With a staff complement of 29, Waste Want employs 15 people from homeless shelters on a full-time basis.

Co-founded by Lydia Anderson-Jardine and her husband, Anthony Jardine, Waste Want opened its doors for business in August 2010 with 12 permanent staff. It has since secured a number of big waste management contracts, including a City of Cape Town tender worth over R3 million and a pilot project with Quality Beverages and Maynard Mall, through Redefine Properties.

Lydia’s son, Rowen Anderson, is the brains behind the business’ social responsibility arm, Waste Want Youth. It is through Waste Want Youth – which also works with local schools to encourage recycling – that homeless people are recruited into the business.

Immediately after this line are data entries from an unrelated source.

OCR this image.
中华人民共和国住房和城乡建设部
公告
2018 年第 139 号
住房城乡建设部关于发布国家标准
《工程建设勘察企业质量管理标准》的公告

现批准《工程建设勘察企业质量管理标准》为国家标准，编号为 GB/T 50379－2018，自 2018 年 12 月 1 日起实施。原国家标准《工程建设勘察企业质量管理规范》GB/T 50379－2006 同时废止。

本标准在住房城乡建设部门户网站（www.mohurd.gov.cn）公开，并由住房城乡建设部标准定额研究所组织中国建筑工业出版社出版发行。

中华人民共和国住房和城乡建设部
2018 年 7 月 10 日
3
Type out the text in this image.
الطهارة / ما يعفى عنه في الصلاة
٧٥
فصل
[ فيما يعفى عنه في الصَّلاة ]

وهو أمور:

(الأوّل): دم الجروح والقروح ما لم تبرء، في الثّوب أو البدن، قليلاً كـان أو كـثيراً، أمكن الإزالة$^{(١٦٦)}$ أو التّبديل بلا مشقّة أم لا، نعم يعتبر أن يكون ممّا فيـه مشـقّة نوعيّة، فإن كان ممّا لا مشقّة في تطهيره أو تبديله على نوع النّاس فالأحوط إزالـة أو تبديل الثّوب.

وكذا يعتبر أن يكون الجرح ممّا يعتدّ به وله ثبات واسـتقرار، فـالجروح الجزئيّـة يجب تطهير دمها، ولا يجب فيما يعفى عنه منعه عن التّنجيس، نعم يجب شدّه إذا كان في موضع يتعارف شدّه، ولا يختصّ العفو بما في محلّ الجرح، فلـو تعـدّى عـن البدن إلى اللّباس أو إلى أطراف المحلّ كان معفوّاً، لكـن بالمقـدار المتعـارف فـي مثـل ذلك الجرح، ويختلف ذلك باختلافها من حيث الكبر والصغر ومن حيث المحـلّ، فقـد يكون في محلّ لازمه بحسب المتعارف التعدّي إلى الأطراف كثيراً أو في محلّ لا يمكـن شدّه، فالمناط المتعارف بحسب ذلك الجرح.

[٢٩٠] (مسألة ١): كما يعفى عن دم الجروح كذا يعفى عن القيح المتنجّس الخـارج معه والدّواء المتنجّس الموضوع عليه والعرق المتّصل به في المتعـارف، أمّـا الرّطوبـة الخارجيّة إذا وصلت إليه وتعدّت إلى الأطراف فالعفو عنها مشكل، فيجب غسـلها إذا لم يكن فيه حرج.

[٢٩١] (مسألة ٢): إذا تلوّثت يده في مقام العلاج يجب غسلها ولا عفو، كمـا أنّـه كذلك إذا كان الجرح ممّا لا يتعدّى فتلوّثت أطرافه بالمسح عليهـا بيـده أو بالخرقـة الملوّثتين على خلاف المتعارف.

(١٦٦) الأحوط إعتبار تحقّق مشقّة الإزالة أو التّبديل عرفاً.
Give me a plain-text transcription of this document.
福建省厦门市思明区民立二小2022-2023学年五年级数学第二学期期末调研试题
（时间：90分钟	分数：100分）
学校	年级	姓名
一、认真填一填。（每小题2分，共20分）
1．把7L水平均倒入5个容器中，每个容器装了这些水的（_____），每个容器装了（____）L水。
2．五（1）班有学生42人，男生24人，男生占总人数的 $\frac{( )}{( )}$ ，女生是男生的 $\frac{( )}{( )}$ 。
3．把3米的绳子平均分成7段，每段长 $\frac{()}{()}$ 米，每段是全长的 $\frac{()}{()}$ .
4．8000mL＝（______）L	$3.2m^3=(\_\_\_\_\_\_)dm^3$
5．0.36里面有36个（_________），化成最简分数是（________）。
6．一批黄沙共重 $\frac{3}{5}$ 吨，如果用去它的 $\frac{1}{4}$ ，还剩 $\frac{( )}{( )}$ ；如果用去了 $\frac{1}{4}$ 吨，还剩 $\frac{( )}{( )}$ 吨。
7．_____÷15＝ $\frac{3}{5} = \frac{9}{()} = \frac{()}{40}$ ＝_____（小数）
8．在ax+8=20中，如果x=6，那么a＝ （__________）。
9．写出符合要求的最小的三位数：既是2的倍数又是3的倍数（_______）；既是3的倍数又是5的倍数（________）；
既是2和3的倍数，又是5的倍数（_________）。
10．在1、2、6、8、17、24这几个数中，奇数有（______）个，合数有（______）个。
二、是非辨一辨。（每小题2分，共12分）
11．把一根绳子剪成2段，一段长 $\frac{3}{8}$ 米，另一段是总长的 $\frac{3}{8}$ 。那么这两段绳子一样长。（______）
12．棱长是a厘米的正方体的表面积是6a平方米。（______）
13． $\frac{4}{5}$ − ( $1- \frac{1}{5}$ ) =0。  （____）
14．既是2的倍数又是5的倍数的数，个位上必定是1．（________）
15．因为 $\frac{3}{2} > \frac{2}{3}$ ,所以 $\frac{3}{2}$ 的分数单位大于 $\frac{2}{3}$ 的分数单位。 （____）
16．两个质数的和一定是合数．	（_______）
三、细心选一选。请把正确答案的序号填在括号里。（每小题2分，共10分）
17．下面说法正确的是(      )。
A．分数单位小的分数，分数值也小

The night shelters pick youngsters who demonstrate the willingness to improve their lives and Waste Want trains them to sort recyclables and grade different materials. Those who successfully complete the training are offered full-time employment.

Waste Want initially recruited youth from the Elim Night Shelter in Elsies River, but they’ve recently also started working with a shelter in Kensington.

“Our aim is to expand this programme to different shelters in the Cape Town area before branching out nationally,” explains Rowen.

He says that his family is very passionate about its social responsibility and that, because its business is of low skilled and high volumes nature, Waste Want can create more jobs for people in the night shelters. The company’s other social responsibility project is the Young Recycling Cooperative that focuses on youth development, job creation and empowerment.

Waste Want operates as a buy-back centre, meaning that it provides a fee in return for recyclable items. It handles the collection, sorting and processing of recyclables, most notably plastics and paper. There are also two municipal drop-off sites contracted by Waste Want where the public can drop off recyclable items.

The business is a participant in the Sanlam Enterprise and Supplier Development programme which enabled their business to establish the financial and business base for securing the procurement of equipment such as trucks, trailers, grinders and saws, all of which assist in processing increased waste volumes with quicker turnaround times.

Waste Want is looking to expand its footprint, with two new sites earmarked to open in 2016. Rowen says they want to get a bigger foothold in the Western Cape, gain more traction and then begin to look nationally.